By the time Frank Thorne created Ghita of Alizarr, he had produced seventeen Red Sonja books, and frankly admitted an infatuation with the character. In the 1978 afterword of The Art of Frank Thorne, he wrote, ‘To cast Red Sonja aside as a sexual dream of adolescence is missing the thrust of this mythic figure. Granted, Sonja is that dream, but beyond lie the Himalayas. True, amongst those peaks roams this magnificent, near-naked woman. The child’s infatuation with nudity is there, combined with the mature wisdom of combat. Venus with a sword, stalking through the once and future kingdom. She is formed energy; she is the sound that Siegfried harkened to.
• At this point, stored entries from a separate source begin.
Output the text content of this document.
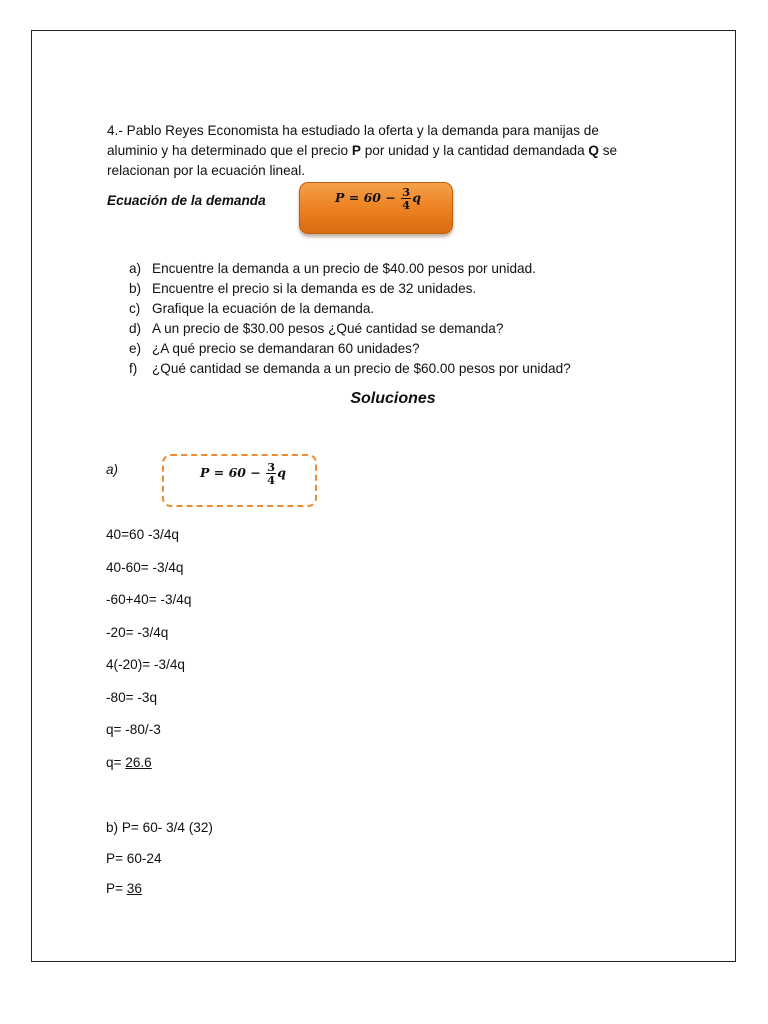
4.- Pablo Reyes Economista ha estudiado la oferta y la demanda para manijas de
aluminio y ha determinado que el precio P por unidad y la cantidad demandada Q se
relacionan por la ecuación lineal.
Ecuación de la demanda	$P = 60 - \frac{3}{4}$ q
a) Encuentre la demanda a un precio de $40.00 pesos por unidad.
b) Encuentre el precio si la demanda es de 32 unidades.
c) Grafique la ecuación de la demanda.
d) A un precio de $30.00 pesos ¿Qué cantidad se demanda?
e) ¿A qué precio se demandaran 60 unidades?
f) ¿Qué cantidad se demanda a un precio de $60.00 pesos por unidad?
Soluciones
a)	$P = 60 - \frac{3}{4}$ q
40=60 -3/4q
40-60= -3/4q
-60+40= -3/4q
-20= -3/4q
4(-20)= -3/4q
-80= -3q
q= -80/-3
q= 26.6
b) P= 60- 3/4 (32)
P= 60-24
P= 36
Red Sonja represents the total possibilities in all of us.’

But Roy Thomas, who edited the Sonja books, thought the character was too stereotyped, too baby-doll, so Thorne was edged off the infatuation and towards the more rounded character of Ghita.

In many ways Ghita is the spitting image of Red Sonja. She looks like Sonja, but we see more of her – she has discarded the tin bikini, and although she wears an occasional piece of armour she is mostly naked.

When we first meet Ghita, King Khalia’s favourite whore, she is lounging naked in the royal bedchamber with an old friend and fellow thief, Thenef, a would-be wizard whose slight-of-hand and mumbo-jumbo have earned him a place as the court mage. When Kahlia is mortally wounded in battle against the invading trolls, he gets the idea that the kingdom of Alizarr can be saved by reincarnating Khan-Dagon, the fearsome warrior-king, whose remains are mummified in the catacombs under the palace. Khalia introduces Ghita and Thenef to Khan-Dagon’s corpse, commanding Thenef to bring him back to life.

After an extended series of adventures, Ghita chances upon Khan-Dagon’s sword and recognises its phallic character, ‘eternally erect, forever hard’. ‘I will make love to it,’ she announces. Following this extraordinary feat Ghita is transformed. Inseminated with the phallic conquering spirit of the warrior-king, she is no longer the fleeing courtesan – she is now a blood-thirsty swordswoman, bent on battling the invading trolls and liberating Alizarr.